Håkan Nesser: „Schach unter dem Vulkan“, Roman
Mit einem Roman im Roman eröffnet Håkan Nesser die Partie. Könige, Damen und Bauern sind allerdings nicht im Spiel, weil der Titel von Nessers jüngstem Roman ein Gleichnis ist. Autoren verschwinden von der Bildfläche und Gunnar Barbarotti, der Kommissar, fragt sich, ob es angesichts des grassierenden Virus wirklich wichtig ist, nach den verschwundenen Dichterlingen zu suchen. „Ist das nicht“, denkt er, „wie Schachspielen unter dem Vulkan?“. Keine Sorge, er löst die Rätsel, es dauert nur eine Weile, denn Nesser hat einiges über den Literaturbetrieb und auch die Leser:innen zu sagen.

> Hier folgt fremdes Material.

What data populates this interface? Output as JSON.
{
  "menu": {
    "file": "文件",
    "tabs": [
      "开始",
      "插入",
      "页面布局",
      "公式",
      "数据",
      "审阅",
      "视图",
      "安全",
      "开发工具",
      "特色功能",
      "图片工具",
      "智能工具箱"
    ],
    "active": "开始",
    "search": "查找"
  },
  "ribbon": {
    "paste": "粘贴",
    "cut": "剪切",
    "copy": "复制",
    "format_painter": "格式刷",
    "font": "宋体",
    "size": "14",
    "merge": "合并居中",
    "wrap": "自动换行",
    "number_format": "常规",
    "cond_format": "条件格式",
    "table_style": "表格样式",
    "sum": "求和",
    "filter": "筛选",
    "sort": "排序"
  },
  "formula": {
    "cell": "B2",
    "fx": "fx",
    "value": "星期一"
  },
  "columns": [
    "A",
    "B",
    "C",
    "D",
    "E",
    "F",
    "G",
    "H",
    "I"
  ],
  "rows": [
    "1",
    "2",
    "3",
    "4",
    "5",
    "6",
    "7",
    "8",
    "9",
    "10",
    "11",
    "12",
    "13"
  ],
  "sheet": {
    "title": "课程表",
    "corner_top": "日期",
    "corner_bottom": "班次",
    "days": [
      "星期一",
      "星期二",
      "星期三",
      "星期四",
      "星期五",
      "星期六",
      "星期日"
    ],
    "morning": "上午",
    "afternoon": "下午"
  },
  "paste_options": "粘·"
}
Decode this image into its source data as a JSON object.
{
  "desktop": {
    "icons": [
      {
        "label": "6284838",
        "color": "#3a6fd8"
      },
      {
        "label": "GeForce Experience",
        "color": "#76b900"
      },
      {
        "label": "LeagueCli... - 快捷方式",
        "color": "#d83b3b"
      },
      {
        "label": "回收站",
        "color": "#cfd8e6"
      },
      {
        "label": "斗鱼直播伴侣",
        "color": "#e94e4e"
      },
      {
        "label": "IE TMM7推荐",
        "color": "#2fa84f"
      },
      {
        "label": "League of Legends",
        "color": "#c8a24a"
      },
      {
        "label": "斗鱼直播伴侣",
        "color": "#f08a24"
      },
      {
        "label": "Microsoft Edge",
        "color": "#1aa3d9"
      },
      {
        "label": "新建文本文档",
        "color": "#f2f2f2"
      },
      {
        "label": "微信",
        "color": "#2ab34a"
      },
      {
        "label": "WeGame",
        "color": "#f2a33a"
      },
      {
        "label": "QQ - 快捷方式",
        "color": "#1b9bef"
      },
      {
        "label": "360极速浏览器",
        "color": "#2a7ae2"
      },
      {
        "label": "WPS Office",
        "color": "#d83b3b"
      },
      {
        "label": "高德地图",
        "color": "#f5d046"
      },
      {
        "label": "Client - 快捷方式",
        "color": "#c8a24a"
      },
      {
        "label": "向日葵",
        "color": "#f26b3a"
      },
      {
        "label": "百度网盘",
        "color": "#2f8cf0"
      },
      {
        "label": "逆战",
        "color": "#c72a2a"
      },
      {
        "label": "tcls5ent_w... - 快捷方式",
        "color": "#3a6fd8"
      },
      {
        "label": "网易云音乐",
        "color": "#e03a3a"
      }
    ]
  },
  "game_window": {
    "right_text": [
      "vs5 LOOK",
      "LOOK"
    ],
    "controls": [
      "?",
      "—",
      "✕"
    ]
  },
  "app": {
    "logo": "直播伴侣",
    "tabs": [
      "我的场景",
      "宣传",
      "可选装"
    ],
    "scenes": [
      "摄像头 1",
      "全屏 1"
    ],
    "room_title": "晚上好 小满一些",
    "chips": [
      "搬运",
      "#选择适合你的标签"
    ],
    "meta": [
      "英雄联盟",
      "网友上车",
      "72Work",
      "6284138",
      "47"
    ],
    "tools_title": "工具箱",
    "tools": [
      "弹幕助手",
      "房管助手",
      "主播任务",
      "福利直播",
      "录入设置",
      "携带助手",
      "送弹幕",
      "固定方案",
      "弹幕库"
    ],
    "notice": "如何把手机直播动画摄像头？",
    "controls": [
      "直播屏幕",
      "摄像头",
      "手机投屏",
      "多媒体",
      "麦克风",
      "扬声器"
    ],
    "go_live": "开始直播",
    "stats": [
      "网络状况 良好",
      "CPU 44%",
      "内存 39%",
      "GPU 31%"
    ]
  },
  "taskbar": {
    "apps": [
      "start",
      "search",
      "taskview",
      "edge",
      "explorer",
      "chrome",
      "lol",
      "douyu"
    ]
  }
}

Obwohl es immer Tote gibt, wenn Nesser den längst pensionierten Kommissar van Veeteren, der nur wenig älter ist als Nesser selbst, oder den aktiven Gunnar Barbarotti (schwedische Mutter, italienischer Vater), der gern mit Gott spricht und manchmal sogar eine Antwort bekommt, auftreten lässt, sind Nessers Romane keine Krimis. Nicht das einzelne Verbrechen steht im Mittelpunkt, sondern der Mensch, in dem das Böse ebenso schlummert wie das Gute zutage tritt. Oder umgekehrt, manche gehen geradezu hausieren mit dem Bösen. Aber die Kommissare, ihre Partnerinnen und andere handelnde Personen schlagen sich auch immer wieder mit dem Sinn des Lebens und dem Warum des Sterbens herum. Diesmal sind es auch Autoren, Autorinnen, Verleger, Lektoren und die Leser, die Nesser mit recht bissigen Nebensätzen analysiert.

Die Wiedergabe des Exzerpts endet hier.